Chemical Modification of Cytochrome C for Acid-Responsive Intracellular Apoptotic Protein Delivery for Cancer Eradication
Bo Tang,
Kwai Man Lau,
Yunxin Zhu,
Chihao Shao,
Wai-Ting Wong,
Larry M. C. Chow,
Clarence T. T. Wong
Affiliations
Bo Tang
State Key Laboratory of Chemical Biology and Drug Discovery, Department of Applied Biology and Chemical Technology, Hong Kong Polytechnic University, Kowloon, Hong Kong, China
Kwai Man Lau
State Key Laboratory of Chemical Biology and Drug Discovery, Department of Applied Biology and Chemical Technology, Hong Kong Polytechnic University, Kowloon, Hong Kong, China
Yunxin Zhu
State Key Laboratory of Chemical Biology and Drug Discovery, Department of Applied Biology and Chemical Technology, Hong Kong Polytechnic University, Kowloon, Hong Kong, China
Chihao Shao
State Key Laboratory of Chemical Biology and Drug Discovery, Department of Applied Biology and Chemical Technology, Hong Kong Polytechnic University, Kowloon, Hong Kong, China
Wai-Ting Wong
State Key Laboratory of Chemical Biology and Drug Discovery, Department of Applied Biology and Chemical Technology, Hong Kong Polytechnic University, Kowloon, Hong Kong, China
Larry M. C. Chow
State Key Laboratory of Chemical Biology and Drug Discovery, Department of Applied Biology and Chemical Technology, Hong Kong Polytechnic University, Kowloon, Hong Kong, China
Clarence T. T. Wong
State Key Laboratory of Chemical Biology and Drug Discovery, Department of Applied Biology and Chemical Technology, Hong Kong Polytechnic University, Kowloon, Hong Kong, China
Delivering bioactive proteins into cells without carriers presents significant challenges in biomedical applications due to limited cell membrane permeability and the need for targeted delivery.

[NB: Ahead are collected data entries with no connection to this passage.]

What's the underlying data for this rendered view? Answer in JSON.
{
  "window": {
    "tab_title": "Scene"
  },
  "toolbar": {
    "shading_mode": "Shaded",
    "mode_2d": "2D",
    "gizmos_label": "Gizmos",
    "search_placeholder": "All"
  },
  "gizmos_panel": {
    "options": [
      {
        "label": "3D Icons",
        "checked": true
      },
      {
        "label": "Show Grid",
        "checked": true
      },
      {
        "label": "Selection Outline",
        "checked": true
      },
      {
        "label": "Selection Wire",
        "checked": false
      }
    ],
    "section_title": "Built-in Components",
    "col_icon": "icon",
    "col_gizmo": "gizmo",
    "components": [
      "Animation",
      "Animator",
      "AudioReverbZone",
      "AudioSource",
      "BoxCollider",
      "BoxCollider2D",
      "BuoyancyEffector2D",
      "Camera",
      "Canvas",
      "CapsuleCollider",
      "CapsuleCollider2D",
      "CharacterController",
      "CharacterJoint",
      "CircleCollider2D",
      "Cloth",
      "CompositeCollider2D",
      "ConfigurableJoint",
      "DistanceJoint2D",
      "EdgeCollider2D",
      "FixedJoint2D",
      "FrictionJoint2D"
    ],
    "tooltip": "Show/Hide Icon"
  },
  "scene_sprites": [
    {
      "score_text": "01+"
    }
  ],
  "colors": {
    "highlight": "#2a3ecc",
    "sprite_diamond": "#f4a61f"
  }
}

Here, we introduce a novel carrier-free method that addresses these challenges by chemically modifying proteins with an acid-responsive cell-penetrating peptide (CPP) for selective intracellular delivery within tumours. Cytochrome C, a protein known for inducing apoptosis, served as a model for intracellular delivery of therapeutic proteins for cancer treatment. The CPP was protected with 2,3-dimethyl maleic anhydride (DMA) and chemically conjugated onto the protein surface, creating an acid-responsive protein delivery system. In the acidic tumour microenvironment, DMA deprotects and exposes the positively charged CPP, enabling membrane penetration. Both in vitro and in vivo assays validated the pH-dependent shielding mechanism, demonstrating the modified cytochrome C could induce apoptosis in cancer cells in a pH-selective manner. These findings provide a promising new approach for carrier-free and tumour-targeted intracellular delivery of therapeutic proteins for a wide range of potential applications.